Understanding the major controlling factors of methane emissions from ricefields is critical for estimates of source strengths. This paper reports results on the relationship of different plant characteristics and methane fluxes in ricefields.

Methane fluxes in ricefields show distinct diel and seasonal variations. Diel variations are mainly controlled by soil solution temperature and the partial pressure of methane. One or two distinct seasonal maxima are observed in irrigated ricefields. The first is governed by methane production from soil and added organic matter and a second at heading is plant derived. During ripening and maturity, root exudation, root porosity and root oxidation power may control methane emission rates. Rice plants play an important role in methane flux. The aerenchyma conduct methane from the bulk soil into the atmosphere. The amount of carbon utilized in methane formation varied among cultivars. A strong positive effect of rice root exudates on methane production imply that cultivar selections for lower methane emissions should not only be based on the gas transport capabilities but also on the quality and quantity of root exudates.

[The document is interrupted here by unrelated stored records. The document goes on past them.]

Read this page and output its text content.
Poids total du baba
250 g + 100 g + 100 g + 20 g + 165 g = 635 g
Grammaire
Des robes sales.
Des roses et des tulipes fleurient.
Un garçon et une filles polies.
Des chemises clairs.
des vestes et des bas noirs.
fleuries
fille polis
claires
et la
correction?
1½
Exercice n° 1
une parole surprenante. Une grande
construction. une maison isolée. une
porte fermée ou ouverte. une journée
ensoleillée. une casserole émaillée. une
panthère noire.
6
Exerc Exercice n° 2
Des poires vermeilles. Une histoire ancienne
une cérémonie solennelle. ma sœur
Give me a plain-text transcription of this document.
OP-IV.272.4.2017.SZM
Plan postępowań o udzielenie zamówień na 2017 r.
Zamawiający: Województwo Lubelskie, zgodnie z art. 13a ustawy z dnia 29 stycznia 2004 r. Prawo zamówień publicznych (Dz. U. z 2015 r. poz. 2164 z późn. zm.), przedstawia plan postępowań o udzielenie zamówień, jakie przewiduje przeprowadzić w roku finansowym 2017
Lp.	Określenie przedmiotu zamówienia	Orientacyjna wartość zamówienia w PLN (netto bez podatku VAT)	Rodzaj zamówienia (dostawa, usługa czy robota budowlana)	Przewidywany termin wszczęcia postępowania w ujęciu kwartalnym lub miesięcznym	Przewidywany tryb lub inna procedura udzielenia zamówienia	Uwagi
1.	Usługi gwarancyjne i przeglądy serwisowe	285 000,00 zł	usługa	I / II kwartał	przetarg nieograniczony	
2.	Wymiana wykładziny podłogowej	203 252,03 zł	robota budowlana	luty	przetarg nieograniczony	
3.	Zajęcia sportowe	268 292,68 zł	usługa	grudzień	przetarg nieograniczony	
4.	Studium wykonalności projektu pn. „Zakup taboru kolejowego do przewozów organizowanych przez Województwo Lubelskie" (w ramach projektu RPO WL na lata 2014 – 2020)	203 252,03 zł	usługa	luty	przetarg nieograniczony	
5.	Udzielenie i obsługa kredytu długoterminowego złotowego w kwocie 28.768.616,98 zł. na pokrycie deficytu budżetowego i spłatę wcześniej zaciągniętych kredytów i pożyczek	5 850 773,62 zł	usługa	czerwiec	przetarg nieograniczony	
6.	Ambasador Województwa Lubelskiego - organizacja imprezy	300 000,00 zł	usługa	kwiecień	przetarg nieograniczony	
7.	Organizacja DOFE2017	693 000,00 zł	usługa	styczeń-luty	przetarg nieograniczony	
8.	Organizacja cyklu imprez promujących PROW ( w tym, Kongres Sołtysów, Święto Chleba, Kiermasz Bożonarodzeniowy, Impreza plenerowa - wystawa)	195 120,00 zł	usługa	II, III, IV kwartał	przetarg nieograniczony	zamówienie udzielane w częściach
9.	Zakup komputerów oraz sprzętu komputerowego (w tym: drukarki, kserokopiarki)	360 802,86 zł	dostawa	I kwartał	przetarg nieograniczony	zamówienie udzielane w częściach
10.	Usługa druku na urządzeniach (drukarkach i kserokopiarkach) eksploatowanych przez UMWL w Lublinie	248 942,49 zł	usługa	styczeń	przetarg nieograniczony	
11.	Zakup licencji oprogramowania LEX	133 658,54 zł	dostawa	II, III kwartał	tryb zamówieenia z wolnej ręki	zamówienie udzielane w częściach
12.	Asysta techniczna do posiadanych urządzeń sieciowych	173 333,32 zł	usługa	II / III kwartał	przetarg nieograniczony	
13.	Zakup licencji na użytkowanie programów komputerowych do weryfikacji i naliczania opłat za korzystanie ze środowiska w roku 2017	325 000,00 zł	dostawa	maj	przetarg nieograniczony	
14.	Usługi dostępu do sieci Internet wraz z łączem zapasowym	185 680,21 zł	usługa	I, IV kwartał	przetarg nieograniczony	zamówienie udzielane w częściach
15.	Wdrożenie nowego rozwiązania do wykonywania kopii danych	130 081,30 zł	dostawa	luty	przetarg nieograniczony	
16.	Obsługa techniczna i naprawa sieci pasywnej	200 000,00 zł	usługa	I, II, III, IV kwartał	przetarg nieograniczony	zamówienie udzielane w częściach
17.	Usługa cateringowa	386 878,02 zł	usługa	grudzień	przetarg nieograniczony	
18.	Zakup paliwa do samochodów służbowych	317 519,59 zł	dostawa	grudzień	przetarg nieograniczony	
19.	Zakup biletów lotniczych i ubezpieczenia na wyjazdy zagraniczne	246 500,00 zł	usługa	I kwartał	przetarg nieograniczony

Soils show a wide range of methane production potential but no simple correlation between any stable soil property and methane production is evident. Various cultural practices affect methane emissions. Defined aeration periods reduce methane emissions. Soil entrapped methane is released to the atmosphere as a result of soil disturbances. Mineral fertilizers influence methane production and sulfate containing fertilizer decrease methane production. The methane release per m² from different rice ecosystems follow the order: deepwater rice>irrigated rice>rainfed rice. Abatement strategies may only be accepted if the methane source strength of ricefields is reliably discriminated and if mitigation technologies are in accordance with increased rice production and productivity.